THE oak-panelled door closed almost silently, a stealthy shuzz followed by a click as it sealed the two men in the plush office.

'Sit down', came the voice from behind the desk. If not a bark, it was a growl. But its recipient was far from intimidated.

"I'd rather stand, gaffer. This won't take long," he replied, well aware his white tracksuited figure topped by the blond-Afro hairstyle would ruffle the older man's fragile composure.

There were a few seconds of hush. At last, the 'gaffer' spoke.

"Now what's all this latest nonsense? I'd thought it was all done and dusted, that you were off to Spain or Italy," he said. "Now Kenyon tells me you've had a change of heart.

"C'mon David, what's going on? You've got the move that's been boiling up for months now, so how come I'm hearing ye gonna stay put?"

Mindful of the assertion he had gained since being given the England armband - provided it had not gone around the training camp block in his enforced absence - he countered: "Yea, it's true boss. I'm staying here another year, so I can go on a Bosman next season."

He felt the heat radiate from the Scotsman's face, but he was up and running now, just as powerfully purposeful as that May day in the Theatre of Dreams when he guided England to the World Cup with that unforgettable free-kick missile against Greece.

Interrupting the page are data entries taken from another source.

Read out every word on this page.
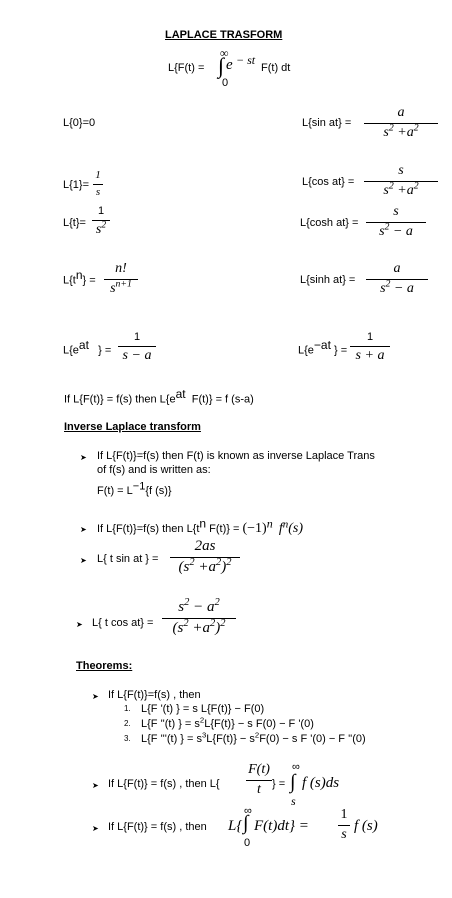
LAPLACE TRASFORM
L{F(t) =
∞
∫ e − st
F(t) dt
0
L{0}=0
L{1}=
1
s
L{t}=
1
$s^2$
$L\{t^n\}$ =
n!
$s^{n+1}$
$L\{e^{at}$ } =
1
s − a
L{sin at} =
a
$s^2 +a^2$
L{cos at} =
s
$s^2 +a^2$
L{cosh at} =
s
$s^2 - a$
L{sinh at} =
a
$s^2 - a$
$L\{e^{-at}$ } =
1
s + a
If L{F(t)} = f(s) then $L\{e^{at}$ F(t)} = f (s-a)
Inverse Laplace transform
➤ If L{F(t)}=f(s) then F(t) is known as inverse Laplace Trans
of f(s) and is written as:
$F(t) = L^{-1}\{f$ (s)}
➤ If L{F(t)}=f(s) then $L\{t^n$ $F(t)\} = (-1)^n$ $f^n(s)$
➤ L{ t sin at } =
2as
$(s^2 +a^2)^2$
➤ L{ t cos at} =
$s^2 - a^2$
$(s^2 +a^2)^2$
Theorems:
➤ If L{F(t)}=f(s) , then
1. L{F '(t) } = s L{F(t)} − F(0)
2. L{F ''(t) } = $s^2L\{F(t)\} - s$ F(0) − F '(0)
3. L{F '''(t) } = $s^3L\{F(t)\} - s^2F(0) - s$ F '(0) − F ''(0)
➤ If L{F(t)} = f(s) , then L{
F(t)
t	} =
∞
∫
s
f (s)ds
➤ If L{F(t)} = f(s) , then L{
∞
∫
0
F(t)dt} =
1
s
f (s)
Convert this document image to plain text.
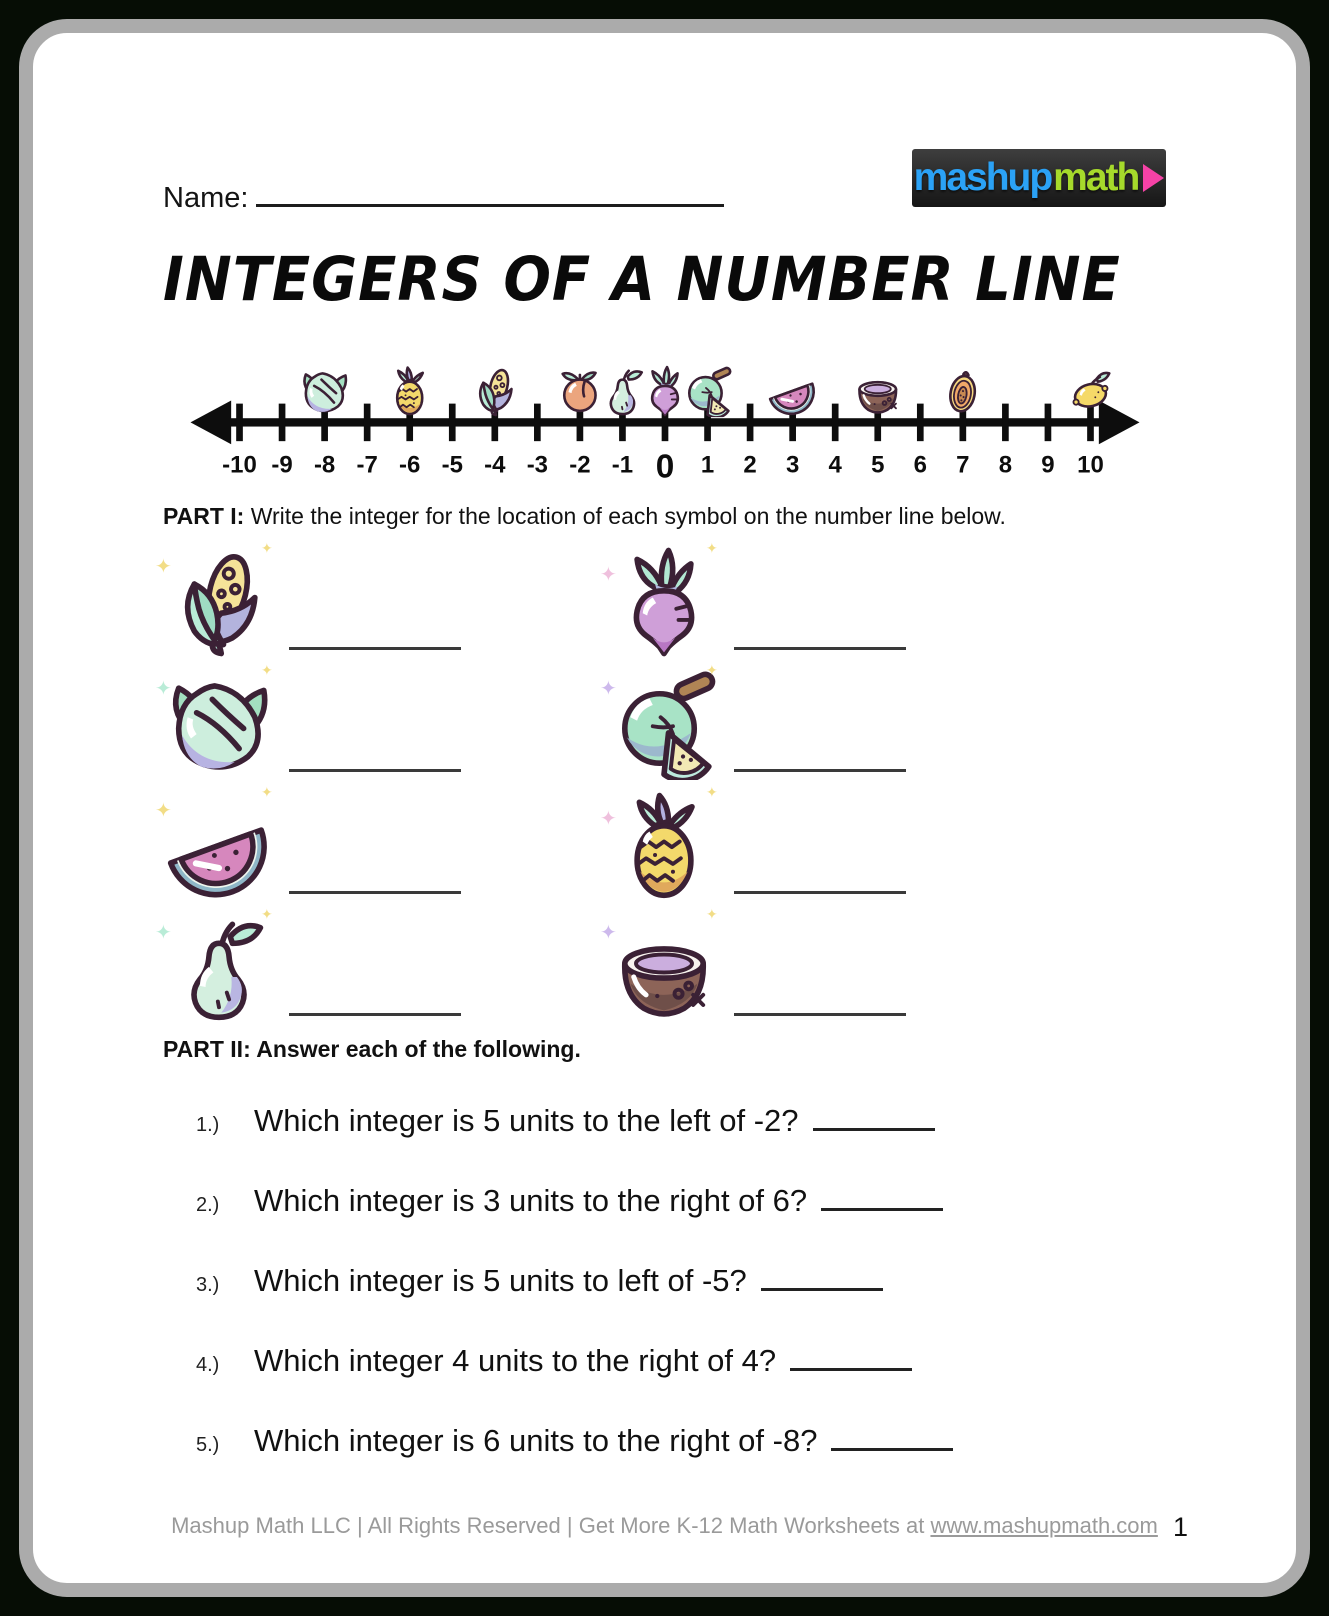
Name:	mashup math
INTEGERS OF A NUMBER LINE
-10 -9 -8 -7 -6 -5 -4 -3 -2 -1 0 1 2 3 4 5 6 7 8 9 10
PART I: Write the integer for the location of each symbol on the number line below.
✦
✦
✦
✦
✦
✦
✦
✦
✦
✦
✦
✦
✦
✦
✦
✦
PART II: Answer each of the following.
1.)	Which integer is 5 units to the left of -2?
2.)	Which integer is 3 units to the right of 6?
3.)	Which integer is 5 units to left of -5?
4.)	Which integer 4 units to the right of 4?
5.)	Which integer is 6 units to the right of -8?
Mashup Math LLC | All Rights Reserved | Get More K-12 Math Worksheets at www.mashupmath.com 1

"I've 'fort about it a lot. We both 'ave. I wanna stay in England. I don't wanna go to Europe, let alone Spain or Italy. They're big clubs an' all, but none of them are bigger than Man U."

Before the glow of smugness was allowed to crease the interrogator's craggy features, he continued.

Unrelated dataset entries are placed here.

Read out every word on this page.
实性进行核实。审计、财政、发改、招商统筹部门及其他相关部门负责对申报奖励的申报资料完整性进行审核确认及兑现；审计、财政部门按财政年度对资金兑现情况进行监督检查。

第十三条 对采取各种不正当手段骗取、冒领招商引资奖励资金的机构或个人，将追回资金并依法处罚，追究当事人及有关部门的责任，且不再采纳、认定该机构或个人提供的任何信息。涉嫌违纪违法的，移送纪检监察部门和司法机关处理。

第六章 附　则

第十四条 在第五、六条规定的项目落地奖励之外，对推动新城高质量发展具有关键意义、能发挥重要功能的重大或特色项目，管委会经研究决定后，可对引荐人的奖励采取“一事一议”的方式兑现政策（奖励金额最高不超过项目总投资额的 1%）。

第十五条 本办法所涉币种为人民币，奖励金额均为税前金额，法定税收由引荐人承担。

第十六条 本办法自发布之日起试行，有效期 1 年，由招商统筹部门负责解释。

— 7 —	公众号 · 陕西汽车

"I know, and you know, that I can't stay 'ere no longer. So this time next year I'm off to a club where I'll be fully appreciated, where I can be in at the start of summfink good. I'm going to York City."

The Scotsman's jaw almost hit the mahogany table. The facial movement did not end there. His face went through several colour changes of new away kit before a furious stuttering: "York City, York? What're ye on aboot? York? What fer? Why? And how are they gonna pay us? I mean we bought their training ground after we signed their young 'keeper Nick Culkin. They nearly went out of business last season."

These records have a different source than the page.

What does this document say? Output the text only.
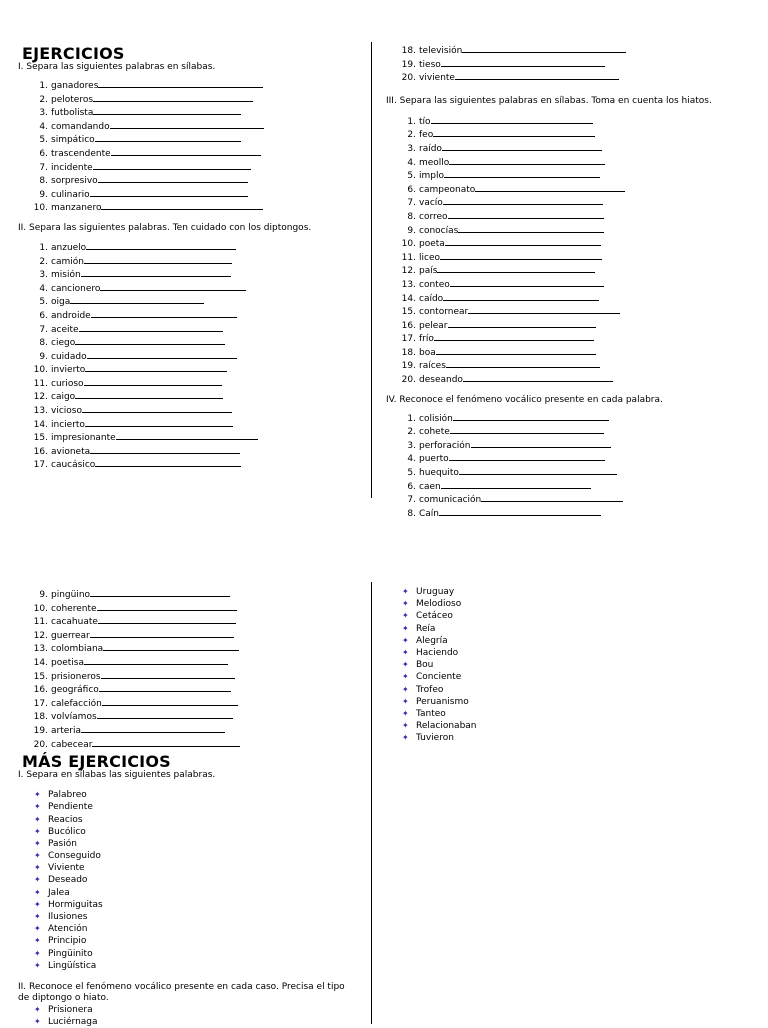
EJERCICIOS

I. Separa las siguientes palabras en sílabas.

1. ganadores
2. peloteros
3. futbolista
4. comandando
5. simpático
6. trascendente
7. incidente
8. sorpresivo
9. culinario
10. manzanero

II. Separa las siguientes palabras. Ten cuidado con los diptongos.

1. anzuelo
2. camión
3. misión
4. cancionero
5. oiga
6. androide
7. aceite
8. ciego
9. cuidado
10. invierto
11. curioso
12. caigo
13. vicioso
14. incierto
15. impresionante
16. avioneta
17. caucásico
18. televisión
19. tieso
20. viviente

III. Separa las siguientes palabras en sílabas. Toma en cuenta los hiatos.

1. tío
2. feo
3. raído
4. meollo
5. implo
6. campeonato
7. vacío
8. correo
9. conocías
10. poeta
11. liceo
12. país
13. conteo
14. caído
15. contornear
16. pelear
17. frío
18. boa
19. raíces
20. deseando

IV. Reconoce el fenómeno vocálico presente en cada palabra.

1. colisión
2. cohete
3. perforación
4. puerto
5. huequito
6. caen
7. comunicación
8. Caín
9. pingüino
10. coherente
11. cacahuate
12. guerrear
13. colombiana
14. poetisa
15. prisioneros
16. geográfico
17. calefacción
18. volvíamos
19. arteria
20. cabecear
MÁS EJERCICIOS

I. Separa en sílabas las siguientes palabras.

✦ Palabreo
✦ Pendiente
✦ Reacios
✦ Bucólico
✦ Pasión
✦ Conseguido
✦ Viviente
✦ Deseado
✦ Jalea
✦ Hormiguitas
✦ Ilusiones
✦ Atención
✦ Principio
✦ Pingüinito
✦ Lingüística

II. Reconoce el fenómeno vocálico presente en cada caso. Precisa el tipo de diptongo o hiato.

✦ Prisionera
✦ Luciérnaga
✦ Uruguay
✦ Melodioso
✦ Cetáceo
✦ Reía
✦ Alegría
✦ Haciendo
✦ Bou
✦ Conciente
✦ Trofeo
✦ Peruanismo
✦ Tanteo
✦ Relacionaban
✦ Tuvieron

The flaxen-haired one knew he had won. "If I'm on a Bosman they won't 'ave to pay," he enthused.

"It's a great little club and a smashing city. There's history an' all that, as much as you'll find in Barcelona and I don't like pie anyway.

"Remember, we were there the other season and a few years earlier when you had me play in that game at Selby Albion or somewhere.

"There's great schools for the boys. One of them's even called Bootham. My agents should be able to work out some new footwear deal for me and the kids. And there's plenty of posh shops for Victoria and some smart bars. They've even got a nightclub named after us - Ikon and Diva.

"Then there's the football club. They've got a boss younger than me, so that'll make a change not having to listen to someone from the dark ages banging on about the good old days when you played with a bag of rags tied up with some scrawny string.

"Okay, it's a little club, but there's plans for a new ground. Me mind's made up - it's York City for me."

The last five words echoed like studs clattering on a concrete

corridor. Then, a shake and a shout: "Gaffer, Gaffer, wake up. Brassy, wake up - it's time for the pre-season photographs."